Actualités

- Relations extérieures - Jimmy Dupuis

Sanctions internationales : une modification opportune de la loi sur les embargos

modifications-embargo

Aux termes de l’art. 39 de la Charte des Nations Unies, le Conseil de sécurité est compétent pour constater l’existence d’une menace contre la paix, d’une rupture de la paix ou d’un acte d’agression. Dès le moment où un tel constat est effectué, il est habilité à prendre des sanctions internationales. En pratique, ces dernières affectent généralement les relations économiques et les moyens de communication et servent à faire respecter et appliquer le droit international public. En vertu de la loi fédérale sur l’application de sanctions internationales (loi sur les embargos), la Confédération peut édicter des mesures de coercition pour appliquer les sanctions visant à faire respecter le droit international public, en particulier les droits de l’homme, décrétées par l’Organisation des Nations Unies, par l’Organisation pour la sécurité et la coopération en Europe ou par les principaux partenaires commerciaux de la Suisse.
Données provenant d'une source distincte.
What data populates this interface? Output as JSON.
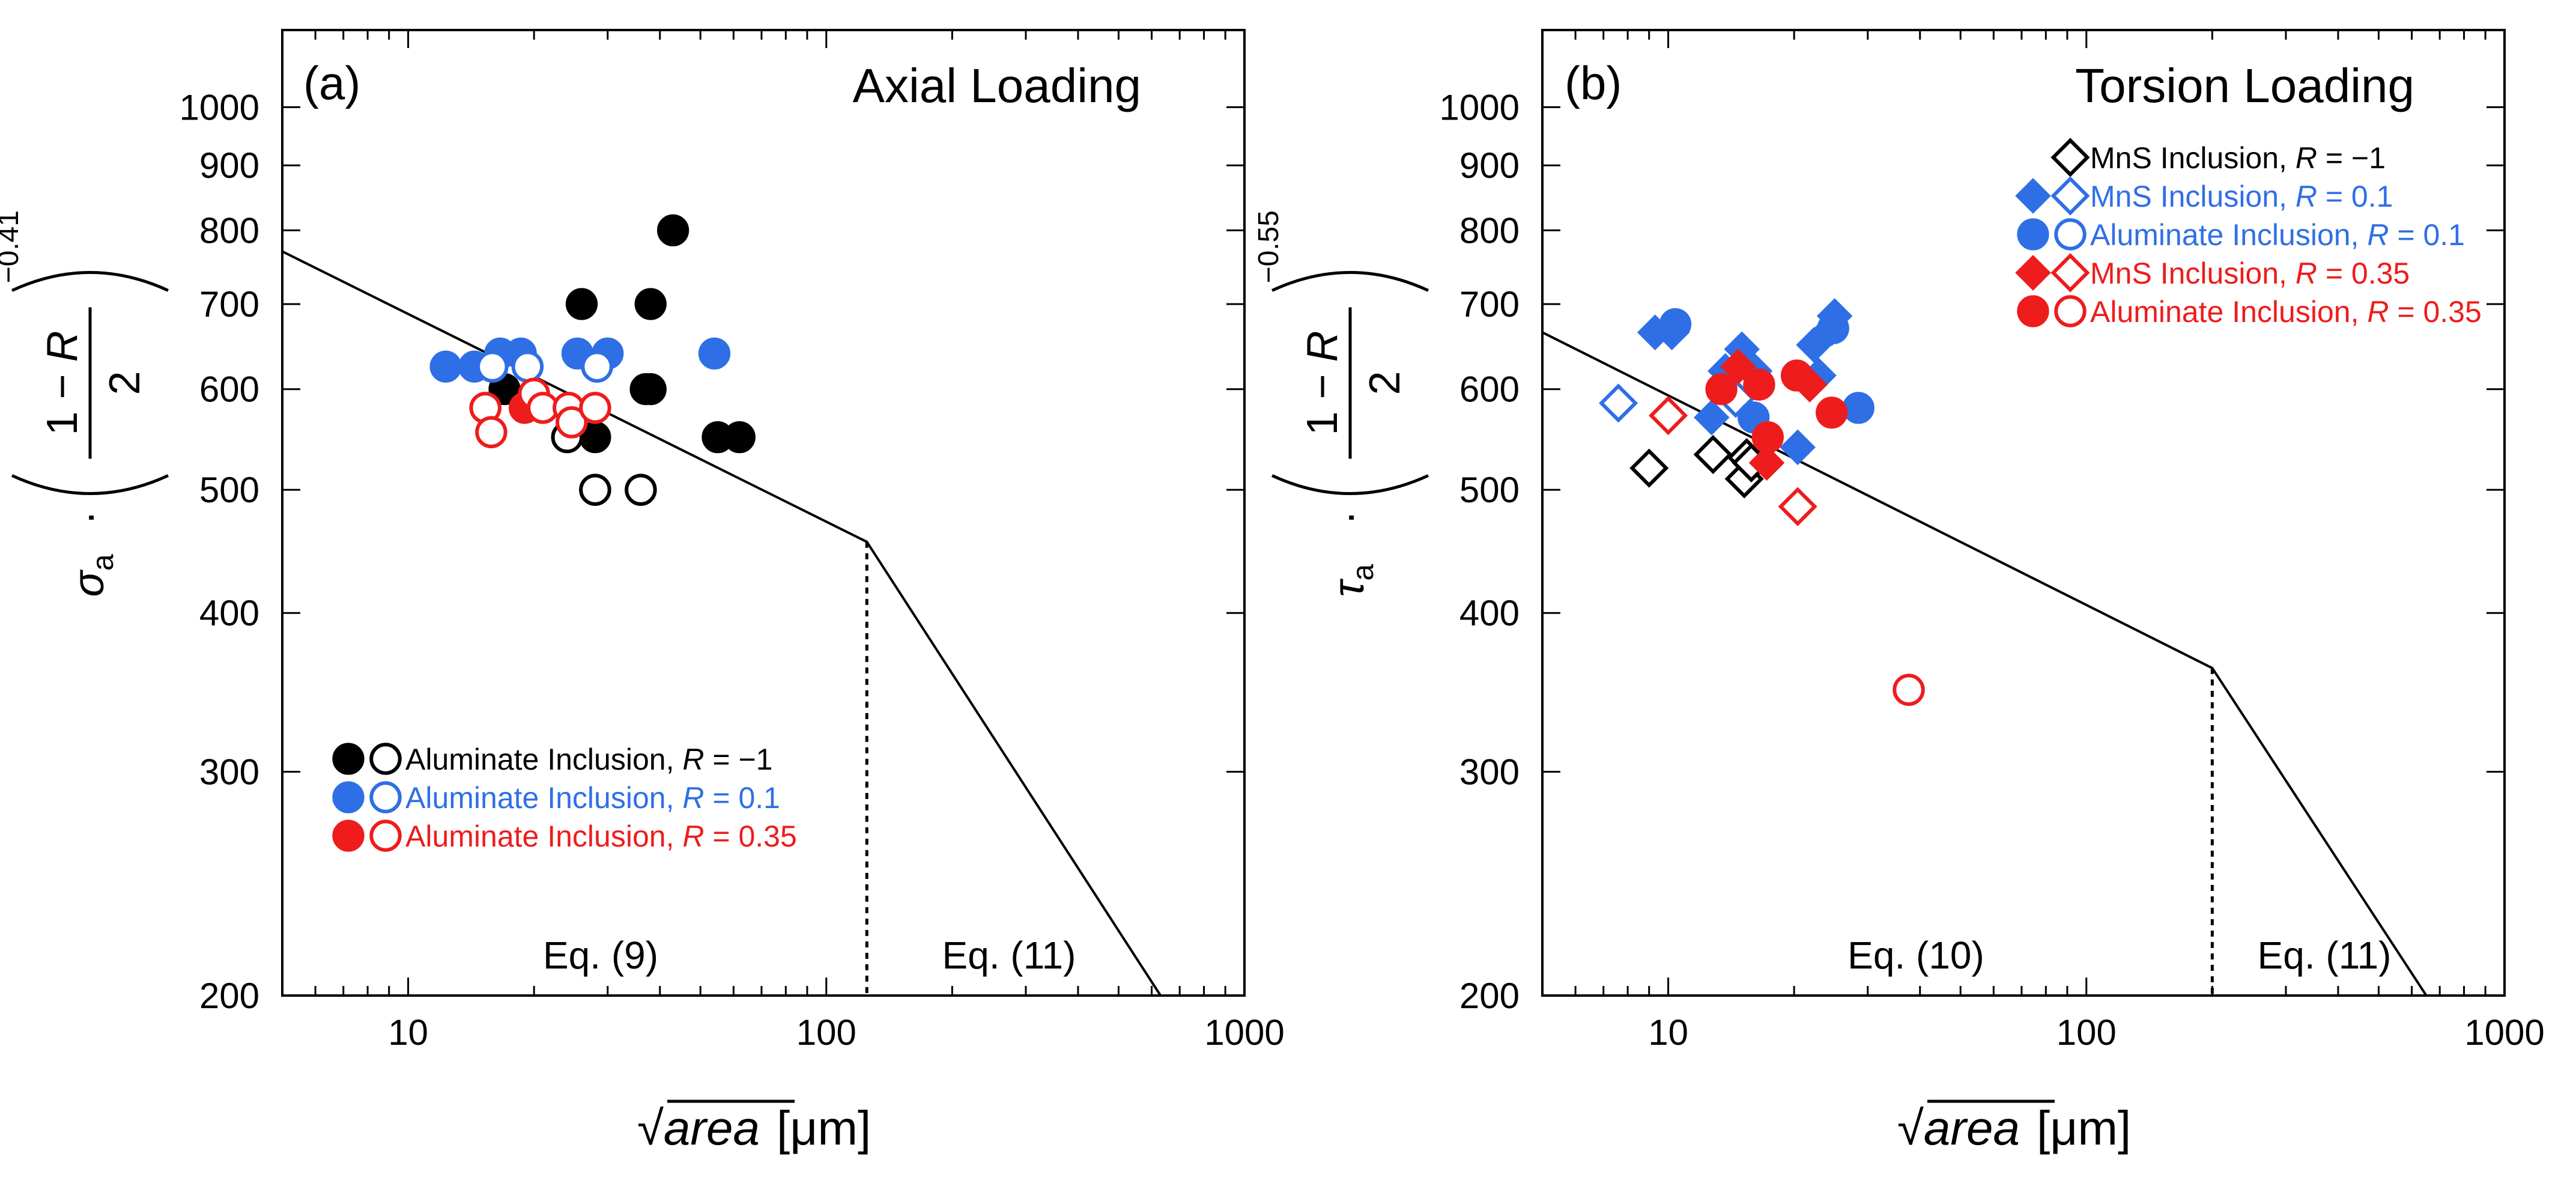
{
  "colors": {
    "black": "#000000",
    "blue": "#2f6fe6",
    "red": "#ee1c1c"
  },
  "chart_data": [
    {
      "type": "scatter",
      "panel": "(a)",
      "title": "Axial Loading",
      "xscale": "log",
      "yscale": "log",
      "xlim": [
        5,
        1000
      ],
      "ylim": [
        200,
        1150
      ],
      "xticks": [
        10,
        100,
        1000
      ],
      "xtick_labels": [
        "10",
        "100",
        "1000"
      ],
      "yticks": [
        200,
        300,
        400,
        500,
        600,
        700,
        800,
        900,
        1000
      ],
      "ytick_labels": [
        "200",
        "300",
        "400",
        "500",
        "600",
        "700",
        "800",
        "900",
        "1000"
      ],
      "xlabel": {
        "root": "√",
        "var": "area",
        "unit": "[μm]"
      },
      "ylabel": {
        "sym": "σ",
        "sub": "a",
        "dot": "·",
        "num": "1 − R",
        "den": "2",
        "exp": "−0.41"
      },
      "curve": [
        [
          5,
          770
        ],
        [
          125,
          455
        ],
        [
          630,
          200
        ]
      ],
      "divider_x": 125,
      "annotations": [
        "Eq. (9)",
        "Eq. (11)"
      ],
      "legend": [
        {
          "label": "Aluminate Inclusion,",
          "r": "R",
          "val": " = −1",
          "color": "black",
          "marker": "circle"
        },
        {
          "label": "Aluminate Inclusion,",
          "r": "R",
          "val": " = 0.1",
          "color": "blue",
          "marker": "circle"
        },
        {
          "label": "Aluminate Inclusion,",
          "r": "R",
          "val": " = 0.35",
          "color": "red",
          "marker": "circle"
        }
      ],
      "series": [
        {
          "name": "Aluminate R=-1 (filled)",
          "color": "black",
          "marker": "circle",
          "filled": true,
          "x": [
            17,
            26,
            28,
            38,
            38,
            37,
            43,
            55,
            62
          ],
          "y": [
            600,
            700,
            550,
            700,
            600,
            600,
            800,
            550,
            550
          ]
        },
        {
          "name": "Aluminate R=-1 (open)",
          "color": "black",
          "marker": "circle",
          "filled": false,
          "x": [
            24,
            28,
            36
          ],
          "y": [
            550,
            500,
            500
          ]
        },
        {
          "name": "Aluminate R=0.1 (filled)",
          "color": "blue",
          "marker": "circle",
          "filled": true,
          "x": [
            12.3,
            14.4,
            16.6,
            18.6,
            25.4,
            30,
            54
          ],
          "y": [
            625,
            625,
            640,
            640,
            640,
            640,
            640
          ]
        },
        {
          "name": "Aluminate R=0.1 (open)",
          "color": "blue",
          "marker": "circle",
          "filled": false,
          "x": [
            15.9,
            19.3,
            28.3
          ],
          "y": [
            625,
            625,
            625
          ]
        },
        {
          "name": "Aluminate R=0.35 (filled)",
          "color": "red",
          "marker": "circle",
          "filled": true,
          "x": [
            19
          ],
          "y": [
            580
          ]
        },
        {
          "name": "Aluminate R=0.35 (open)",
          "color": "red",
          "marker": "circle",
          "filled": false,
          "x": [
            15.3,
            15.8,
            20,
            21,
            24.2,
            24.6,
            28
          ],
          "y": [
            580,
            555,
            595,
            580,
            580,
            565,
            580
          ]
        }
      ]
    },
    {
      "type": "scatter",
      "panel": "(b)",
      "title": "Torsion Loading",
      "xscale": "log",
      "yscale": "log",
      "xlim": [
        5,
        1000
      ],
      "ylim": [
        200,
        1150
      ],
      "xticks": [
        10,
        100,
        1000
      ],
      "xtick_labels": [
        "10",
        "100",
        "1000"
      ],
      "yticks": [
        200,
        300,
        400,
        500,
        600,
        700,
        800,
        900,
        1000
      ],
      "ytick_labels": [
        "200",
        "300",
        "400",
        "500",
        "600",
        "700",
        "800",
        "900",
        "1000"
      ],
      "xlabel": {
        "root": "√",
        "var": "area",
        "unit": "[μm]"
      },
      "ylabel": {
        "sym": "τ",
        "sub": "a",
        "dot": "·",
        "num": "1 − R",
        "den": "2",
        "exp": "−0.55"
      },
      "curve": [
        [
          5,
          665
        ],
        [
          200,
          362
        ],
        [
          650,
          200
        ]
      ],
      "divider_x": 200,
      "annotations": [
        "Eq. (10)",
        "Eq. (11)"
      ],
      "legend": [
        {
          "label": "MnS Inclusion,",
          "r": "R",
          "val": " = −1",
          "color": "black",
          "marker": "diamond",
          "open_only": true
        },
        {
          "label": "MnS Inclusion,",
          "r": "R",
          "val": " = 0.1",
          "color": "blue",
          "marker": "diamond"
        },
        {
          "label": "Aluminate Inclusion,",
          "r": "R",
          "val": " = 0.1",
          "color": "blue",
          "marker": "circle"
        },
        {
          "label": "MnS Inclusion,",
          "r": "R",
          "val": " = 0.35",
          "color": "red",
          "marker": "diamond"
        },
        {
          "label": "Aluminate Inclusion,",
          "r": "R",
          "val": " = 0.35",
          "color": "red",
          "marker": "circle"
        }
      ],
      "series": [
        {
          "name": "MnS R=-1 (open)",
          "color": "black",
          "marker": "diamond",
          "filled": false,
          "x": [
            9,
            12.8,
            15.2,
            15.4,
            15.8
          ],
          "y": [
            520,
            533,
            510,
            530,
            525
          ]
        },
        {
          "name": "MnS R=0.1 (filled)",
          "color": "blue",
          "marker": "diamond",
          "filled": true,
          "x": [
            9.3,
            10.2,
            12.7,
            13.7,
            15,
            15.5,
            16.1,
            20.4,
            22.3,
            22.9,
            24.6,
            25
          ],
          "y": [
            665,
            665,
            570,
            620,
            645,
            625,
            620,
            540,
            650,
            615,
            670,
            685
          ]
        },
        {
          "name": "MnS R=0.1 (open)",
          "color": "blue",
          "marker": "diamond",
          "filled": false,
          "x": [
            7.6,
            14.5
          ],
          "y": [
            585,
            590
          ]
        },
        {
          "name": "Aluminate R=0.1 (filled)",
          "color": "blue",
          "marker": "circle",
          "filled": true,
          "x": [
            10.4,
            16,
            24.8,
            28.5
          ],
          "y": [
            675,
            570,
            670,
            580
          ]
        },
        {
          "name": "MnS R=0.35 (filled)",
          "color": "red",
          "marker": "diamond",
          "filled": true,
          "x": [
            14.7,
            17.2,
            21.8
          ],
          "y": [
            625,
            525,
            605
          ]
        },
        {
          "name": "MnS R=0.35 (open)",
          "color": "red",
          "marker": "diamond",
          "filled": false,
          "x": [
            10,
            20.4
          ],
          "y": [
            572,
            485
          ]
        },
        {
          "name": "Aluminate R=0.35 (filled)",
          "color": "red",
          "marker": "circle",
          "filled": true,
          "x": [
            13.4,
            16.5,
            17.3,
            20.3,
            24.6
          ],
          "y": [
            600,
            605,
            550,
            615,
            575
          ]
        },
        {
          "name": "Aluminate R=0.35 (open)",
          "color": "red",
          "marker": "circle",
          "filled": false,
          "x": [
            37.6
          ],
          "y": [
            348
          ]
        }
      ]
    }
  ]
}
La loi sur les embargos prévoit que les mesures de coercition concrètes sont prises par le Conseil fédéral par voie d’ordonnance. Durant ces dernières années, le Conseil fédéral a édicté entre autres des mesures coercitives à l’encontre de la République du Soudan du Sud, de la République du Mali et du Venezuela, ceci par le truchement d’ordonnances dédiées. Parmi les mesures adoptées, on trouve des sanctions concernant les biens, diverses sanctions ciblées − par exemple des interdictions d’entrée en Suisse −, et des sanctions financières telles que le gel des avoirs et des ressources économiques. Il est à noter que les personnes ou les institutions qui détiennent ou gèrent des avoirs ou qui ont connaissance de ressources économiques dont il faut admettre qu’ils sont soumis au gel doivent alors les déclarer sans délai au Secrétariat d’Etat à l’économie.

Dans le contexte de la crise ukrainienne et de la guerre du Donbass, l’Union européenne (UE) a décidé en 2014 de prendre un certain nombre de sanctions contre la Russie, ceci notamment en réponse à l’annexion illégale de la Crimée. Etant entendu que l’UE fait partie des principaux partenaires commerciaux de la Suisse, le Conseil fédéral a choisi d’édicter des mesures de coercition. Cependant, l’UE n’avait prévu aucune interdiction d’importer du matériel de guerre en provenance d’Ukraine. Or, compte tenu de la politique de neutralité de la Suisse, il n’était absolument pas envisageable de mettre en œuvre une interdiction d’importer des armes à feu et des engins explosifs à l’encontre d’une seule des parties au conflit. La loi sur les embargos ne permettant pas d’adopter unilatéralement des mesures contre l’Ukraine, le Conseil fédéral a promulgué en 2015 une ordonnance concernant à la fois la Russie et l’Ukraine en s’appuyant sur l’art. 184 al. 3 de la Constitution (Cst) qui dispose que lorsque la sauvegarde des intérêts du pays l’exige, le Conseil fédéral peut adopter les ordonnances et prendre les décisions nécessaires.

Toutefois, la durée de validité des ordonnances adoptées sur la base de l’art. 184 al. 3 Cst est limitée à quatre ans. Cette situation est insatisfaisante, surtout lorsqu’on sait qu’en pratique, la plupart des sanctions internationales restent en vigueur sur une plus longue période. Récemment, un projet de modification de la loi sur les embargos visant à pallier ce problème a été mis en consultation. Ce dernier a pour but de permettre au Conseil fédéral – via l’introduction d’une disposition spécifique − d’étendre partiellement ou intégralement à d’autres Etats les mesures de coercition visées dans la loi sur les embargos, le tout sans passer par l’art. 184 al. 3 Cst. En tant que responsable de la conduite des affaires étrangères, le gouvernement helvétique gagne à pouvoir agir sereinement en faveur d’une politique de neutralité crédible en imposant des mesures équivalentes à toutes les parties en conflit, même si certaines ne sont pas visées par des sanctions internationales. Partant, le projet de modification de la loi sur les embargos mérite d’être soutenu.